Dismissing a complaint against Facebook, a federal court judge in California said the charges of Telephone Consumer Protection Act violations were insufficient to support the putative class action complaint.
Alleging that the social networking site repeatedly sent him unwanted text messages, Noah Duguid filed suit against Facebook. With variations on time, the messages read "Your Facebook account was accessed from Chrome on Windows at 8:15am. Log in for more info." Duguid attempted to stop receiving the texts by replying "Off" and received a message in return that "Facebook texts are now off. Reply on to turn them back on." Despite this exchange, he continued to receive the text messages, he said.
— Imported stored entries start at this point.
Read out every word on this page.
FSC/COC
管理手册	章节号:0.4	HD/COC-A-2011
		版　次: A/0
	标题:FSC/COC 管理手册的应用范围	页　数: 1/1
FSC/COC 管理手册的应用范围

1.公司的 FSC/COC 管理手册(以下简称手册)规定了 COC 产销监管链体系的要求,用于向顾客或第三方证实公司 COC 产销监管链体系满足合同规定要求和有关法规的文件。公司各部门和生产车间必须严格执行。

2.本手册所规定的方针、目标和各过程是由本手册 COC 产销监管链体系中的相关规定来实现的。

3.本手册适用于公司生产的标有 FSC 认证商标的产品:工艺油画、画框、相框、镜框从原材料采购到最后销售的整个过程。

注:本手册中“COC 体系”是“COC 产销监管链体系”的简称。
Facebook explained that the messages are a security feature that permits users to activate "login notifications" to provide alerts via text when an account is accessed from a new device. Each message is unique and sent to a single phone number at a specific time when the access occurs, the social network contended.
The defendant moved to dismiss the case, arguing that the plaintiff failed to adequately allege the login notifications were sent by an automatic telephone dialing system, the messages fell within the TCPA's exception for calls "made for emergency purposes," and the texts could not be restricted under the First Amendment because they were noncommercial security messages.
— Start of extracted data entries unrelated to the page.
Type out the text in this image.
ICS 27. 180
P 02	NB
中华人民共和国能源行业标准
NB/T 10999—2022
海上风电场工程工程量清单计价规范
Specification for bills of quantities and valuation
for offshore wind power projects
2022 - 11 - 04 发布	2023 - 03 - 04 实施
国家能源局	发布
Siding with Facebook on the first argument, U.S. District Court Judge Jon S. Tigar dismissed the suit without addressing the alternative arguments.
"Plaintiff alleges that '[t]he text messages sent to Plaintiff's cellular phone were made with an ATDS as defined by 47 U.S.C. Section 227(a)(1),' and that '[t]he ATDS has the capacity to store or produce telephone numbers to be called, using a random or sequential number generator,' " the court wrote. "This conclusory allegation that Facebook used an ATDS is not, without more, sufficient to support a claim for relief under the TCPA."
Because it may be difficult for a plaintiff to identify the specific type of dialing system used without the benefit of discovery, some courts have allowed TCPA claims to proceed beyond the pleading stage where a plaintiff's allegations support the inference that an ATDS was used, Judge Tigar said.
"Where, however, a '[p]laintiff's own allegations suggest direct targeting that is inconsistent with the sort of random or sequential number generation required for an ATDS,' courts conclude that the allegations are insufficient to state a claim for relief under the TCPA," the court explained.
Duguid failed to meet even this lenient standard. He alleged that login notifications were designed "to alert users when their account is accessed from a new device" and he attached an exhibit to his complaint from Facebook's online Help Center, which explained that users must add their mobile numbers to their accounts in order to receive login notifications by text message.
"These allegations suggest that Facebook's login notification text messages are targeted to specific phone numbers and are triggered by attempts to log in to Facebook accounts associated with those phone numbers," Judge Tigar wrote. "Although Plaintiff alleges that the operation of this system is 'sloppy' because messages are sent to individuals who have never had a Facebook account, have never shared their phone number with Facebook, and/or who have requested deactivation of the login notifications, he does not suggest that Facebook sends text messages en masse to randomly or sequentially generated numbers."
While it was at least possible that Facebook utilized an ATDS, "nothing in Plaintiff's Complaint 'nudge[s] [his] claims across the line from conceivable to plausible,' " the court concluded, dismissing the complaint.
To read the order in Duguid v. Facebook, Inc., click here.
Why it matters: The court dismissed the suit without prejudice, leaving Duguid the opportunity to amend his complaint and try again. But in a victory of sorts for the defendants, the judge made clear that a "naked assertion" that a text message was sent using an ATDS was insufficient to support a claim under the TCPA.